Balancing Productivity and Happiness

Micah Wedemeyer writes on that lost in the debate regarding telecommuting and productivity is personal happiness.

Even if it were true that telecommuters are less productive than office workers (a point he does not concede), so what?

If maximizing productivity for the company is all that matters, then you should never drink alcohol, always get a good night’s sleep but not too much, take an even measure of Adderall and caffeine every day, never have children, and take all sick relatives off life support. Ridiculous, right? That’s because workplace productivity is not the be-all-end-all of our lives. And for me, working from home provides the right balance of productivity and happiness.

It’s that balance that companies should focus on, not whether an employee works in the office or telecommutes. Lean too far to the “happiness” side and business urgency may be lost; lean too far to the “productivity” side and employees will burn out and quit the first chance they get.

Companies that get the balance right will have engaged, motivated employees regardless of where they work.

Telecommuter Blues

Last week Yahoo CEO Marissa Mayer launched a brouhaha regarding telecommuting by mostly banning the practice at Yahoo (turns out that genuine abuse may have prompted the decision).

Now Best Buy has ended its ROWE (Results Only Work Environment) policy for corporate employees for much the same reasons as Yahoo.

I’ve been a full-time telecommuter for six out of the last ten years, so I thought I’d weigh in:

  1. Successful telecommuting requires managers to communicate clear, measurable goals that telecommuters must attain. If those goals are not being met — as with any office employee — then it’s incumbent upon leadership to follow up with the employee to find out what happened. If telecommuting employees consistently do not meet their goals, then fire them just like any office employee.
  2. Employees can “slack off” in an office just as well as from home. I used to work in an office cubicle next to guys who’d spend hours each day talking about their fantasy football line-ups; the ladies on the other side of me grumbled about the latest singer to get booted off American Idol. Working in an office does not stop “slacking.”

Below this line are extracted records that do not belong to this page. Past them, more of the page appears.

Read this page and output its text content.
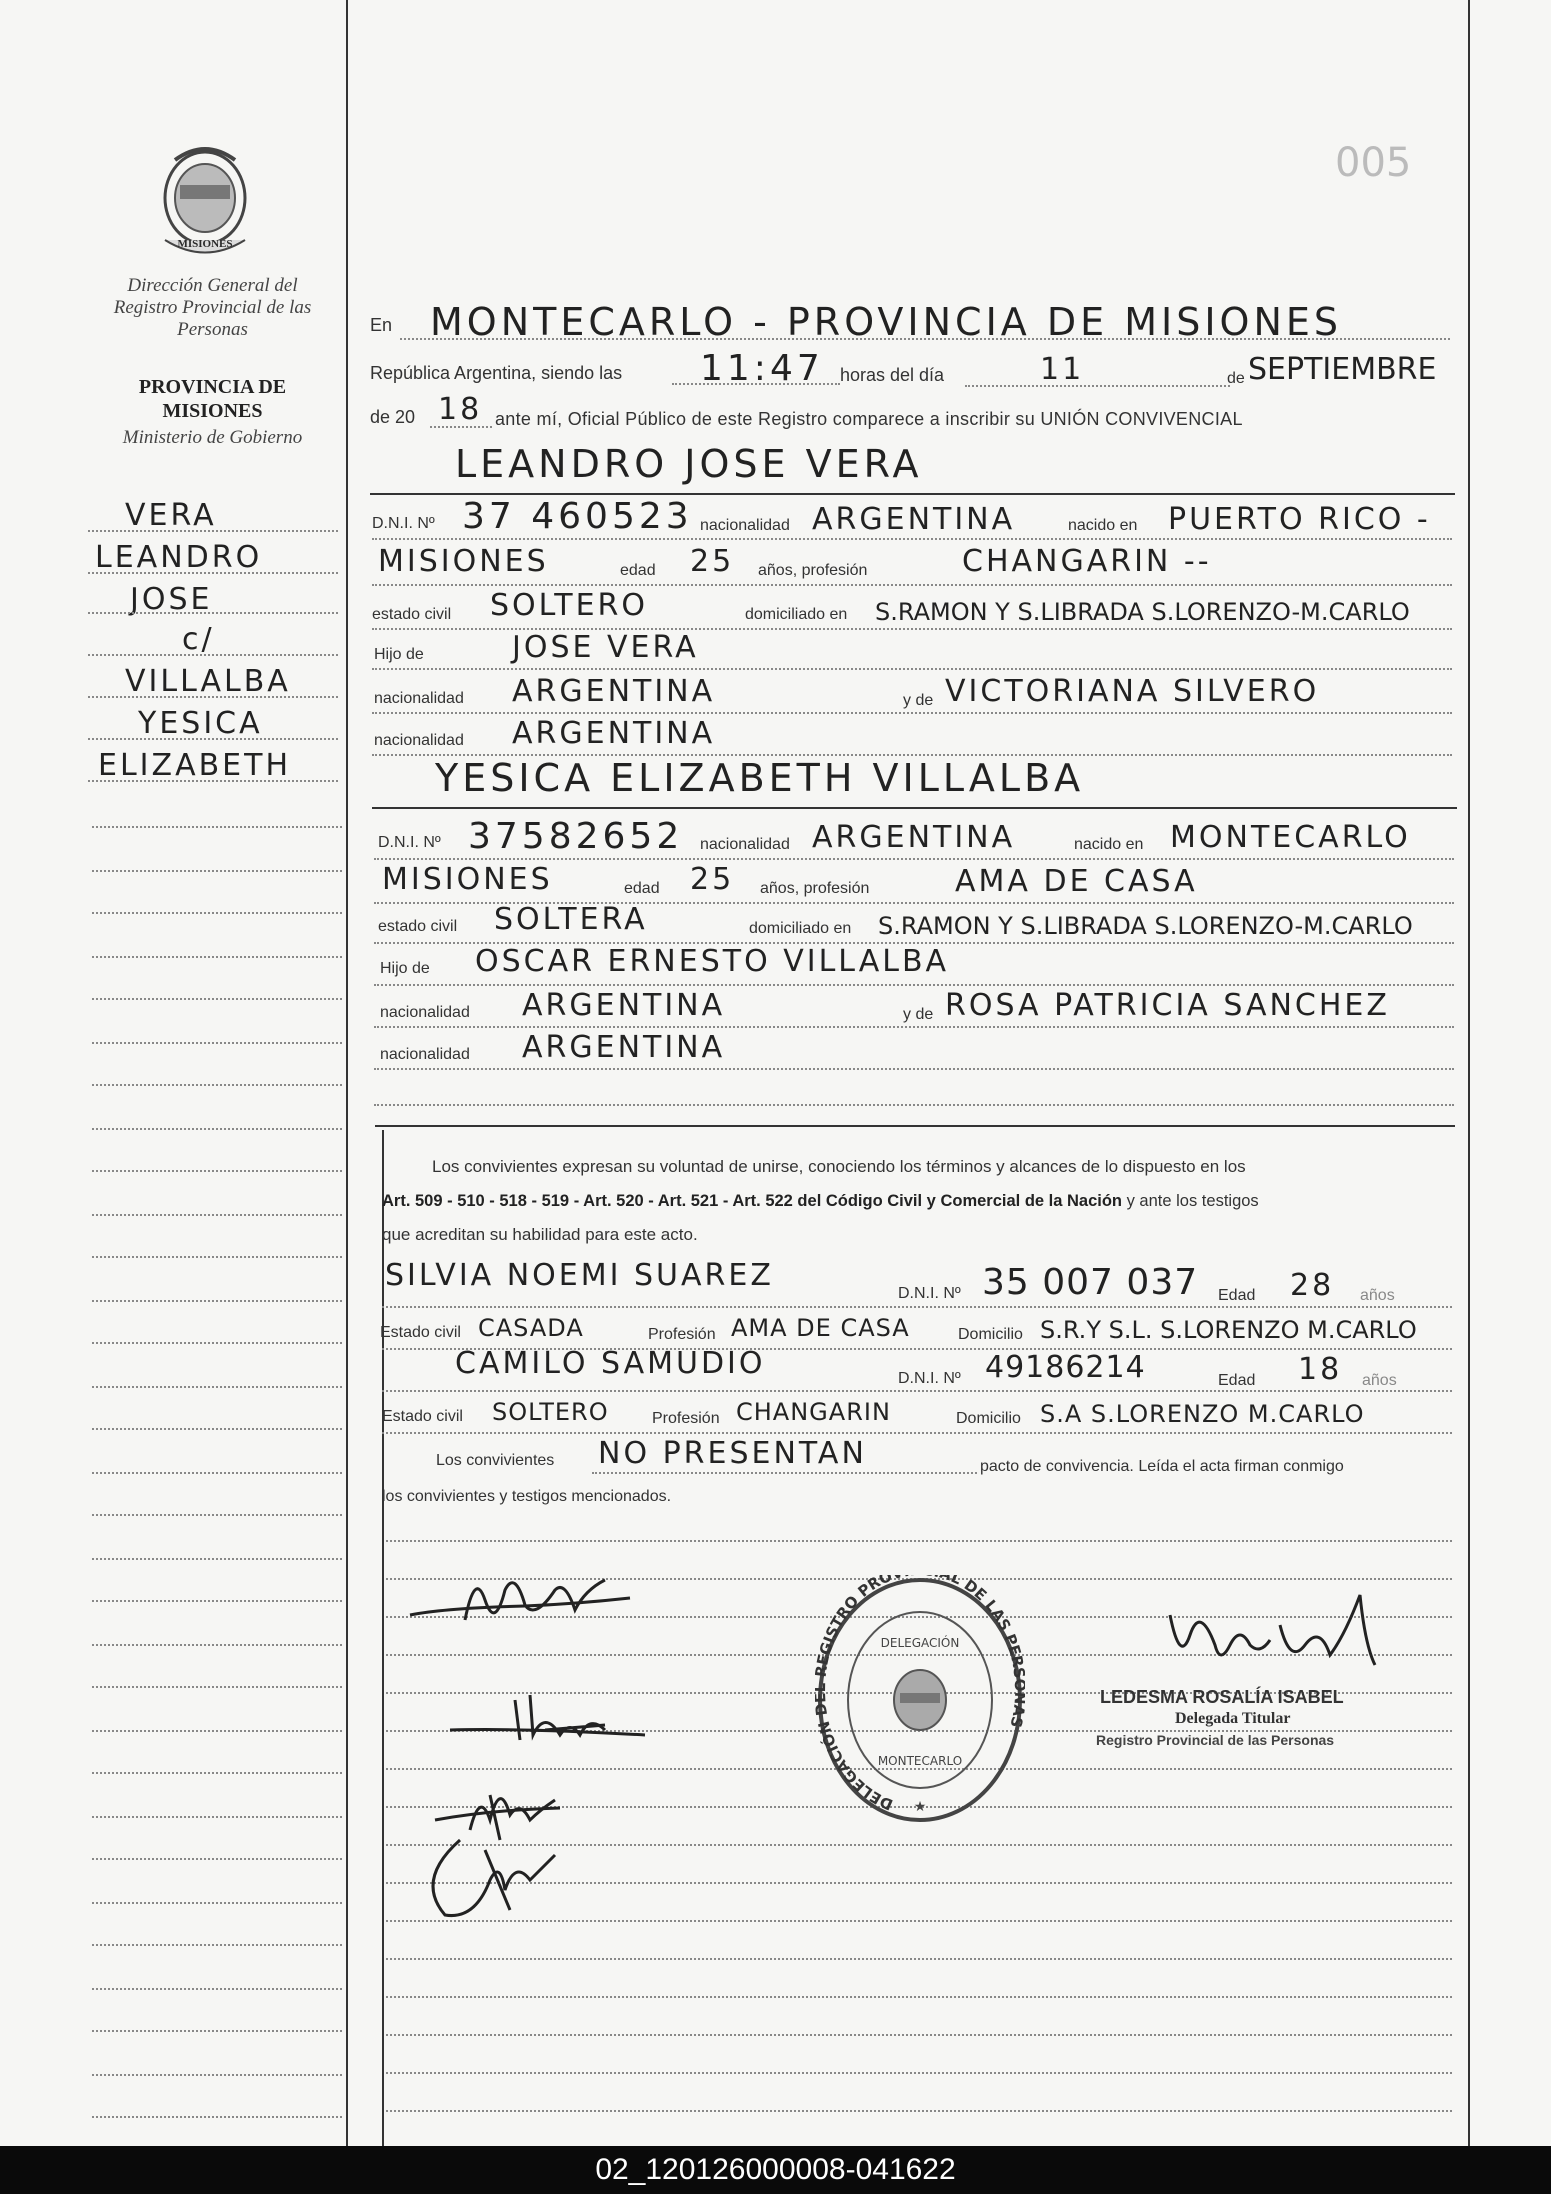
005
MISIONES
Dirección General del Registro Provincial de las Personas
PROVINCIA DE MISIONES
Ministerio de Gobierno
VERA
LEANDRO
JOSE
c/
VILLALBA
YESICA
ELIZABETH
En MONTECARLO - PROVINCIA DE MISIONES
República Argentina, siendo las 11:47 horas del día	11	de SEPTIEMBRE
de 20 18 ante mí, Oficial Público de este Registro comparece a inscribir su UNIÓN CONVIVENCIAL
LEANDRO JOSE VERA
D.N.I. Nº 37 460523 nacionalidad ARGENTINA	nacido en PUERTO RICO -
MISIONES	edad 25 años, profesión	CHANGARIN --
estado civil SOLTERO	domiciliado en S.RAMON Y S.LIBRADA S.LORENZO-M.CARLO
Hijo de	JOSE VERA
nacionalidad ARGENTINA	y de VICTORIANA SILVERO
nacionalidad ARGENTINA
YESICA ELIZABETH VILLALBA
D.N.I. Nº 37582652 nacionalidad ARGENTINA	nacido en MONTECARLO
MISIONES	edad 25 años, profesión	AMA DE CASA
estado civil SOLTERA	domiciliado en S.RAMON Y S.LIBRADA S.LORENZO-M.CARLO
Hijo de OSCAR ERNESTO VILLALBA
nacionalidad ARGENTINA	y de ROSA PATRICIA SANCHEZ
nacionalidad ARGENTINA
Los convivientes expresan su voluntad de unirse, conociendo los términos y alcances de lo dispuesto en los
Art. 509 - 510 - 518 - 519 - Art. 520 - Art. 521 - Art. 522 del Código Civil y Comercial de la Nación y ante los testigos
que acreditan su habilidad para este acto.
SILVIA NOEMI SUAREZ
D.N.I. Nº 35 007 037 Edad 28 años
Estado civil CASADA	Profesión AMA DE CASA	Domicilio S.R.Y S.L. S.LORENZO M.CARLO
CAMILO SAMUDIO	D.N.I. Nº 49186214	Edad 18 años
Estado civil SOLTERO	Profesión CHANGARIN	Domicilio S.A S.LORENZO M.CARLO
Los convivientes NO PRESENTAN	pacto de convivencia. Leída el acta firman conmigo
los convivientes y testigos mencionados.
DELEGACIÓN EGISTRO PRO L DE LAS PE S
DELEGACIÓN
MONTECARLO
★
LEDESMA ROSALÍA ISABEL
Delegada Titular
Registro Provincial de las Personas
02_120126000008-041622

    It goes back to expectations and goals — if telecommuters are meeting and/or exceeding their goals, then why should it matter if they spend a five hours a day on Facebook? And if the goals/expectations are too light, then shouldn’t managers adjust them to fill out the employee’s day?

  3. Yahoo says they need “all hands on deck” for face-to-face collaboration. This is the flimsiest of their excuses, especially from an internet company. There are plenty of thriving companies today with remote employees who collaborate just fine. Again, if collaboration is not taking place among telecommuters, then that is a failure of leadership and imaginative use of existing technology, not telecommuting.
  4. However, telecommuting is not for every one or every job. Some people are more productive in an office setting, while others are more productive when they work quietly by themselves. Some jobs require office “face time,” while others can be done at home. It should be up to managers and employees to decide which situation fits the job and the person.

Telecommuting is a valid work option for managers and employees who agree to clear expectations and goals. Banning it for everyone is lazy policy and makes a company look desperate.